Ses pieds traînaient plus lourdement que de coutume sur le carrelage de la cuisine. Le déshabillage lui parut une œuvre de titan, une futilité monstrueuse, et il pleurait de faiblesse en se glissant entre les draps, un pied encore chaussé. Il avait conscience de quelque chose qui lui montait à la tête, s’y enflait et lui épaississait la cervelle tout en l’allégeant. Ses maigres doigts lui paraissaient aussi gros que son poignet, et, à leurs extrémités, il éprouvait une sensation lointaine, vague et légère comme son cerveau. Les reins lui faisaient horriblement mal.

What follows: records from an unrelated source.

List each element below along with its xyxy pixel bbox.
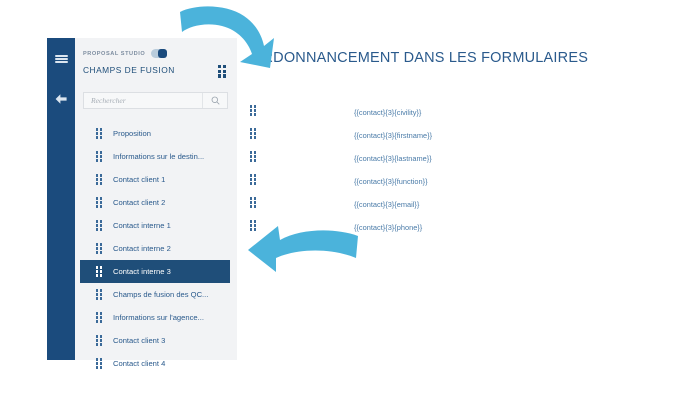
grid-handle-icon — [95, 312, 103, 324]
grid-handle-icon-wrap — [95, 335, 111, 347]
left-rail — [47, 38, 75, 360]
grid-handle-icon — [95, 243, 103, 255]
search-input[interactable] — [84, 92, 202, 109]
list-item-label: Contact client 4 — [113, 359, 165, 368]
grid-handle-icon-wrap — [95, 174, 111, 186]
back-arrow-glyph — [54, 93, 68, 105]
grid-handle-icon-wrap — [95, 289, 111, 301]
grid-handle-icon-wrap — [95, 220, 111, 232]
grid-handle-icon-wrap[interactable] — [249, 196, 265, 214]
merge-field-token: {{contact}{3}{civility}} — [354, 108, 421, 117]
list-item[interactable]: Contact client 4 — [75, 352, 237, 375]
grid-handle-icon-wrap — [95, 243, 111, 255]
grid-icon-glyph — [217, 64, 227, 78]
grid-handle-icon-wrap — [95, 151, 111, 163]
list-item-label: Informations sur l'agence... — [113, 313, 204, 322]
grid-handle-icon — [249, 128, 257, 140]
grid-handle-icon-wrap[interactable] — [249, 219, 265, 237]
grid-handle-icon — [95, 220, 103, 232]
list-item-label: Champs de fusion des QC... — [113, 290, 208, 299]
merge-field-token: {{contact}{3}{firstname}} — [354, 131, 432, 140]
merge-field-token: {{contact}{3}{email}} — [354, 200, 419, 209]
grid-handle-icon-wrap[interactable] — [249, 150, 265, 168]
grid-handle-icon — [95, 358, 103, 370]
list-item[interactable]: Contact client 2 — [75, 191, 237, 214]
grid-handle-icon — [95, 128, 103, 140]
search-button[interactable] — [203, 93, 227, 108]
grid-handle-icon-wrap — [95, 358, 111, 370]
list-item-label: Contact interne 2 — [113, 244, 171, 253]
grid-handle-icon-wrap[interactable] — [249, 104, 265, 122]
list-item-label: Contact client 2 — [113, 198, 165, 207]
merge-field-row[interactable]: {{contact}{3}{lastname}} — [249, 147, 432, 170]
list-item-label: Informations sur le destin... — [113, 152, 204, 161]
merge-field-group-list[interactable]: PropositionInformations sur le destin...… — [75, 122, 237, 375]
list-item-label: Contact interne 3 — [113, 267, 171, 276]
list-item[interactable]: Contact client 1 — [75, 168, 237, 191]
list-item[interactable]: Contact interne 1 — [75, 214, 237, 237]
grid-handle-icon — [95, 335, 103, 347]
grid-icon[interactable] — [217, 64, 227, 83]
list-item[interactable]: Informations sur le destin... — [75, 145, 237, 168]
list-item[interactable]: Informations sur l'agence... — [75, 306, 237, 329]
merge-field-row[interactable]: {{contact}{3}{phone}} — [249, 216, 432, 239]
grid-handle-icon — [249, 197, 257, 209]
list-item-label: Contact interne 1 — [113, 221, 171, 230]
grid-handle-icon — [249, 105, 257, 117]
merge-field-token: {{contact}{3}{function}} — [354, 177, 428, 186]
grid-handle-icon-wrap[interactable] — [249, 173, 265, 191]
grid-handle-icon — [249, 220, 257, 232]
list-item-label: Contact client 1 — [113, 175, 165, 184]
merge-field-row[interactable]: {{contact}{3}{civility}} — [249, 101, 432, 124]
back-arrow-icon[interactable] — [47, 86, 75, 112]
grid-handle-icon — [95, 266, 103, 278]
merge-field-token: {{contact}{3}{phone}} — [354, 223, 422, 232]
brand-label: PROPOSAL STUDIO — [83, 51, 145, 57]
merge-field-token: {{contact}{3}{lastname}} — [354, 154, 432, 163]
list-item[interactable]: Contact client 3 — [75, 329, 237, 352]
toggle-knob — [158, 49, 167, 58]
list-item[interactable]: Proposition — [75, 122, 237, 145]
grid-handle-icon-wrap — [95, 266, 111, 278]
merge-fields-panel: PROPOSAL STUDIO CHAMPS DE FUSION — [75, 38, 237, 360]
list-item-label: Proposition — [113, 129, 151, 138]
merge-field-list[interactable]: {{contact}{3}{civility}}{{contact}{3}{fi… — [249, 101, 432, 239]
list-item[interactable]: Champs de fusion des QC... — [75, 283, 237, 306]
grid-handle-icon — [95, 174, 103, 186]
grid-handle-icon-wrap — [95, 197, 111, 209]
grid-handle-icon — [249, 151, 257, 163]
grid-handle-icon-wrap — [95, 128, 111, 140]
merge-field-row[interactable]: {{contact}{3}{firstname}} — [249, 124, 432, 147]
brand-toggle[interactable] — [151, 49, 167, 58]
grid-handle-icon — [95, 289, 103, 301]
grid-handle-icon — [95, 151, 103, 163]
grid-handle-icon-wrap — [95, 312, 111, 324]
merge-field-row[interactable]: {{contact}{3}{email}} — [249, 193, 432, 216]
hamburger-icon[interactable] — [47, 46, 75, 72]
sidebar-item-selected[interactable]: Contact interne 3 — [80, 260, 230, 283]
list-item[interactable]: Contact interne 2 — [75, 237, 237, 260]
grid-handle-icon — [249, 174, 257, 186]
list-item-label: Contact client 3 — [113, 336, 165, 345]
merge-field-row[interactable]: {{contact}{3}{function}} — [249, 170, 432, 193]
search-icon — [211, 96, 220, 105]
brand-row: PROPOSAL STUDIO — [83, 49, 167, 58]
grid-handle-icon-wrap[interactable] — [249, 127, 265, 145]
page-title: ORDONNANCEMENT DANS LES FORMULAIRES — [251, 50, 588, 66]
search-box[interactable] — [83, 92, 228, 109]
panel-title: CHAMPS DE FUSION — [83, 65, 175, 75]
app-screenshot: PROPOSAL STUDIO CHAMPS DE FUSION — [0, 0, 700, 400]
grid-handle-icon — [95, 197, 103, 209]
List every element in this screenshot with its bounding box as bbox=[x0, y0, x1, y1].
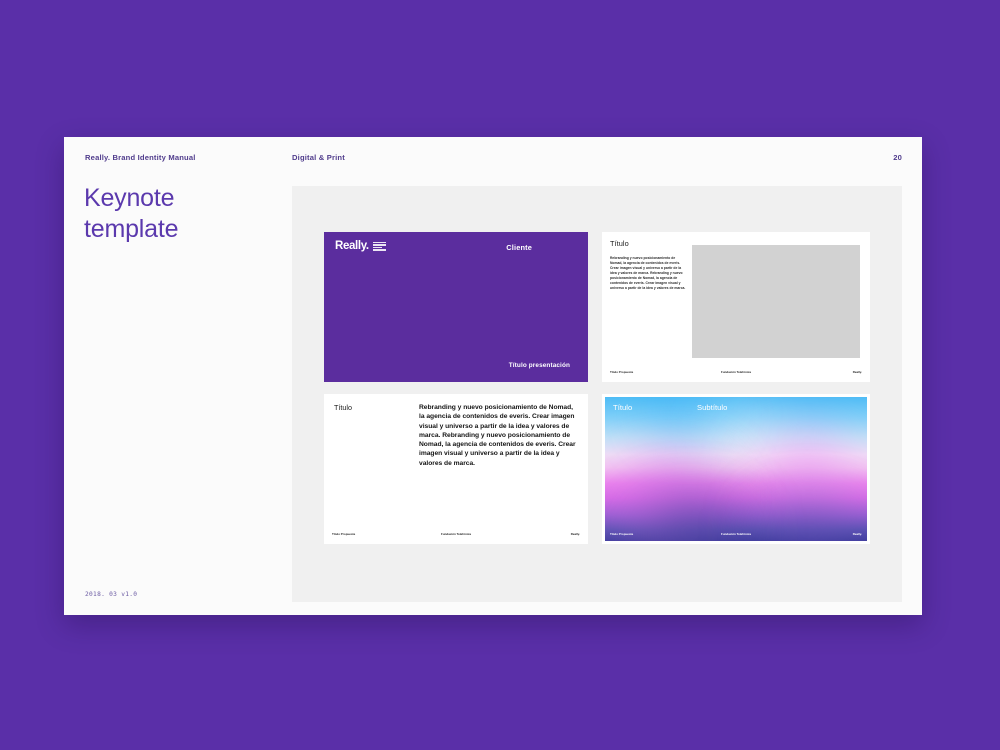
slide4-subtitle: Subtítulo bbox=[697, 403, 727, 412]
slide4-footer-right: Really. bbox=[853, 532, 862, 536]
really-wordmark: Really. bbox=[335, 241, 369, 253]
page-number: 20 bbox=[893, 153, 902, 162]
cover-presentation-label: Título presentación bbox=[509, 362, 570, 369]
slide-stage: Really. Cliente Título presentación Títu… bbox=[292, 186, 902, 602]
slide-thumbnail-cover[interactable]: Really. Cliente Título presentación bbox=[324, 232, 588, 382]
slide2-footer: Título Propuesta Fundación Telefónica Re… bbox=[602, 370, 870, 377]
slide-thumbnail-text-only[interactable]: Título Rebranding y nuevo posicionamient… bbox=[324, 394, 588, 544]
slide4-footer-center: Fundación Telefónica bbox=[721, 532, 751, 536]
slide4-footer-left: Título Propuesta bbox=[610, 532, 633, 536]
cover-client-label: Cliente bbox=[506, 243, 532, 252]
really-logo: Really. bbox=[335, 241, 386, 253]
slide2-footer-right: Really. bbox=[853, 370, 862, 374]
slide3-footer-right: Really. bbox=[571, 532, 580, 536]
slide3-body-text: Rebranding y nuevo posicionamiento de No… bbox=[419, 403, 577, 468]
slide3-footer-center: Fundación Telefónica bbox=[441, 532, 471, 536]
slide2-footer-center: Fundación Telefónica bbox=[721, 370, 751, 374]
slide3-footer: Título Propuesta Fundación Telefónica Re… bbox=[324, 532, 588, 539]
slide3-title: Título bbox=[334, 403, 352, 412]
gradient-artwork bbox=[605, 397, 867, 541]
slide2-body-text: Rebranding y nuevo posicionamiento de No… bbox=[610, 256, 686, 291]
cover-slide-surface: Really. Cliente Título presentación bbox=[324, 232, 588, 382]
version-stamp: 2018. 03 v1.0 bbox=[85, 591, 137, 598]
page-title-line-2: template bbox=[84, 214, 284, 245]
page-title: Keynote template bbox=[84, 183, 284, 244]
manual-page-card: Really. Brand Identity Manual Digital & … bbox=[64, 137, 922, 615]
page-meta-bar: Really. Brand Identity Manual Digital & … bbox=[64, 137, 922, 181]
slide2-image-placeholder bbox=[692, 245, 860, 358]
slide-thumbnail-gradient[interactable]: Título Subtítulo Título Propuesta Fundac… bbox=[602, 394, 870, 544]
slide-thumbnail-text-image[interactable]: Título Rebranding y nuevo posicionamient… bbox=[602, 232, 870, 382]
section-label: Digital & Print bbox=[292, 153, 345, 162]
manual-title-label: Really. Brand Identity Manual bbox=[85, 153, 196, 162]
page-title-line-1: Keynote bbox=[84, 183, 284, 214]
slide4-footer: Título Propuesta Fundación Telefónica Re… bbox=[602, 532, 870, 539]
slide2-title: Título bbox=[610, 239, 629, 248]
logo-lines-icon bbox=[373, 241, 386, 251]
slide3-footer-left: Título Propuesta bbox=[332, 532, 355, 536]
slide4-title: Título bbox=[613, 403, 632, 412]
slide2-footer-left: Título Propuesta bbox=[610, 370, 633, 374]
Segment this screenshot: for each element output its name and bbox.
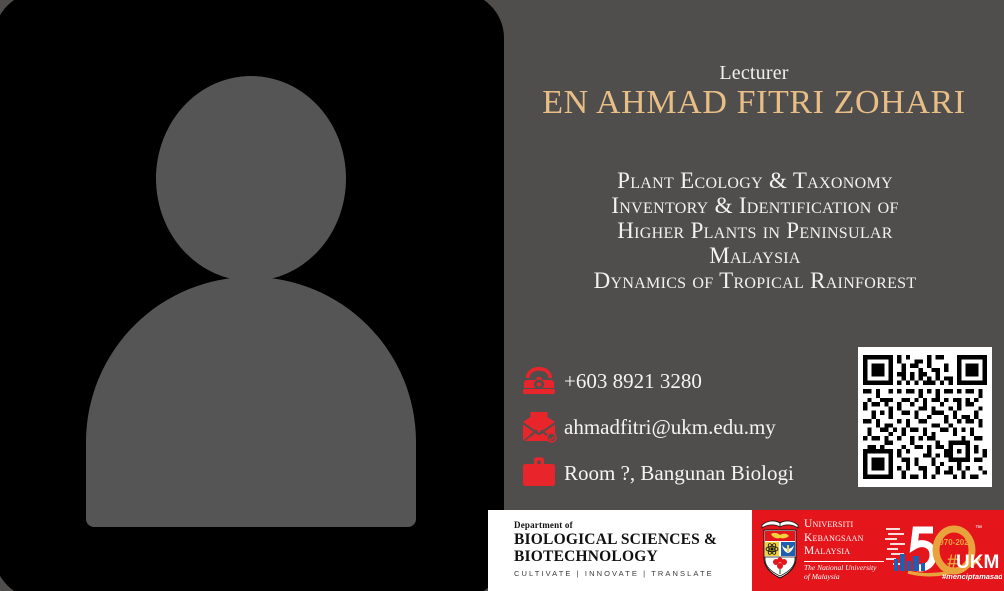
department-prefix: Department of — [514, 520, 717, 531]
department-tagline: CULTIVATE | INNOVATE | TRANSLATE — [514, 569, 717, 578]
profile-content: Lecturer EN AHMAD FITRI ZOHARI Plant Eco… — [504, 0, 1004, 591]
trademark-symbol: ™ — [975, 525, 982, 532]
ukm-subtitle-line-2: of Malaysia — [804, 572, 886, 581]
ukm-hashtag-label: UKM — [956, 552, 999, 573]
department-banner: Department of BIOLOGICAL SCIENCES & BIOT… — [488, 510, 752, 591]
anniversary-years: 1970-2020 — [935, 538, 974, 547]
expertise-line: Malaysia — [512, 243, 998, 268]
contact-row-office[interactable]: Room ?, Bangunan Biologi — [518, 450, 858, 496]
expertise-line: Higher Plants in Peninsular — [512, 218, 998, 243]
ukm-subtitle-line-1: The National University — [804, 563, 886, 572]
avatar — [0, 0, 504, 591]
ukm-name-line-3: Malaysia — [804, 545, 886, 559]
avatar-head-shape — [156, 76, 346, 281]
telephone-icon — [518, 364, 560, 398]
ukm-banner: Universiti Kebangsaan Malaysia The Natio… — [752, 510, 1004, 591]
expertise-list: Plant Ecology & Taxonomy Inventory & Ide… — [512, 168, 998, 293]
ukm-crest-icon — [758, 514, 802, 586]
ukm-name-line-1: Universiti — [804, 518, 886, 532]
contact-list: +603 8921 3280 — [518, 358, 858, 496]
ukm-name-line-2: Kebangsaan — [804, 532, 886, 546]
office-location: Room ?, Bangunan Biologi — [560, 461, 794, 486]
lecturer-profile-card: Lecturer EN AHMAD FITRI ZOHARI Plant Eco… — [0, 0, 1004, 591]
contact-row-phone[interactable]: +603 8921 3280 — [518, 358, 858, 404]
qr-code-pattern — [863, 352, 987, 482]
department-name-line-1: BIOLOGICAL SCIENCES & — [514, 531, 717, 548]
briefcase-icon — [518, 456, 560, 490]
department-logo-text: Department of BIOLOGICAL SCIENCES & BIOT… — [514, 520, 717, 578]
profile-photo-panel — [0, 0, 504, 591]
email-icon — [518, 410, 560, 444]
ukm-wordmark: Universiti Kebangsaan Malaysia The Natio… — [804, 518, 886, 581]
ukm-divider — [804, 561, 884, 562]
email-address: ahmadfitri@ukm.edu.my — [560, 415, 776, 440]
phone-number: +603 8921 3280 — [560, 369, 702, 394]
qr-code[interactable] — [858, 347, 992, 487]
expertise-line: Inventory & Identification of — [512, 193, 998, 218]
department-name-line-2: BIOTECHNOLOGY — [514, 548, 717, 565]
expertise-line: Dynamics of Tropical Rainforest — [512, 268, 998, 293]
page-title: EN AHMAD FITRI ZOHARI — [504, 84, 1004, 122]
expertise-line: Plant Ecology & Taxonomy — [512, 168, 998, 193]
ukm-slogan: #menciptamasadepan — [942, 572, 1002, 581]
avatar-body-shape — [86, 277, 416, 527]
ukm-50th-anniversary-logo: 1970-2020 ™ # UKM #menciptamasadepan — [884, 514, 1002, 588]
contact-row-email[interactable]: ahmadfitri@ukm.edu.my — [518, 404, 858, 450]
role-label: Lecturer — [504, 62, 1004, 85]
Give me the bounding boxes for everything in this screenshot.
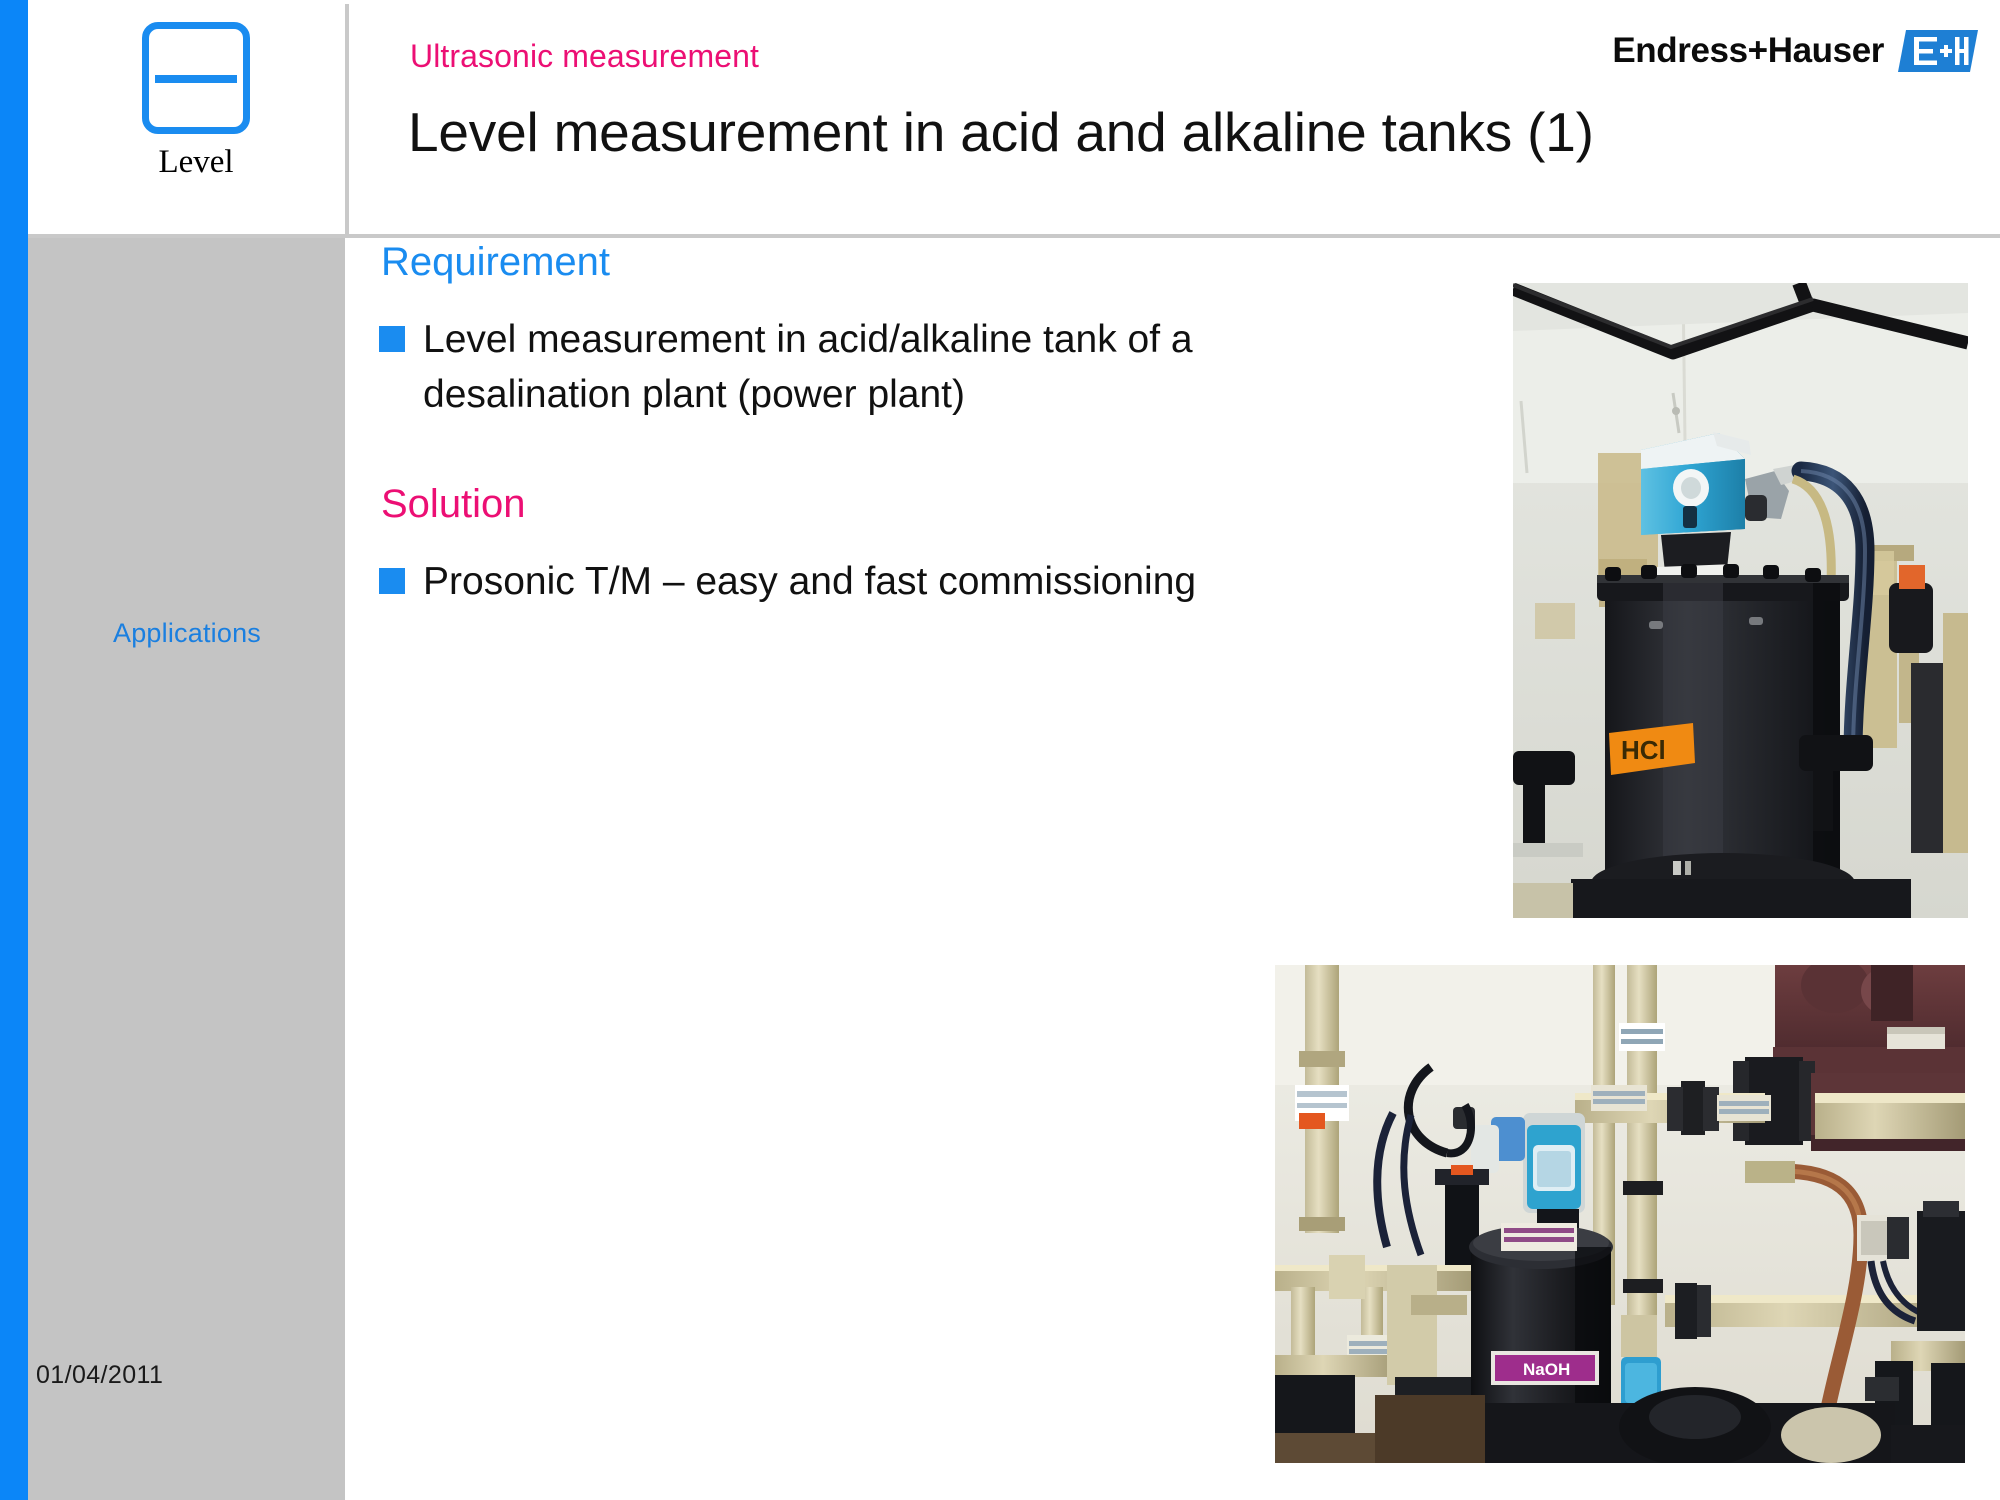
eh-monogram-icon	[1898, 30, 1978, 72]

Il souffrait dans tous les os et dans tout le corps. Et dans sa tête commençaient à retentir les craquements, chocs, fracas et rugissements d’un million de métiers. Tout l’espace se remplissait d’un vol de navettes. Elles allaient et venaient, s’entremêlant aux étoiles. Lui-même manœuvrait un millier de métiers et les activait sans cesse, tandis que sa cervelle, se déroulant de plus en plus vite, alimentait les mille navettes en plein vol.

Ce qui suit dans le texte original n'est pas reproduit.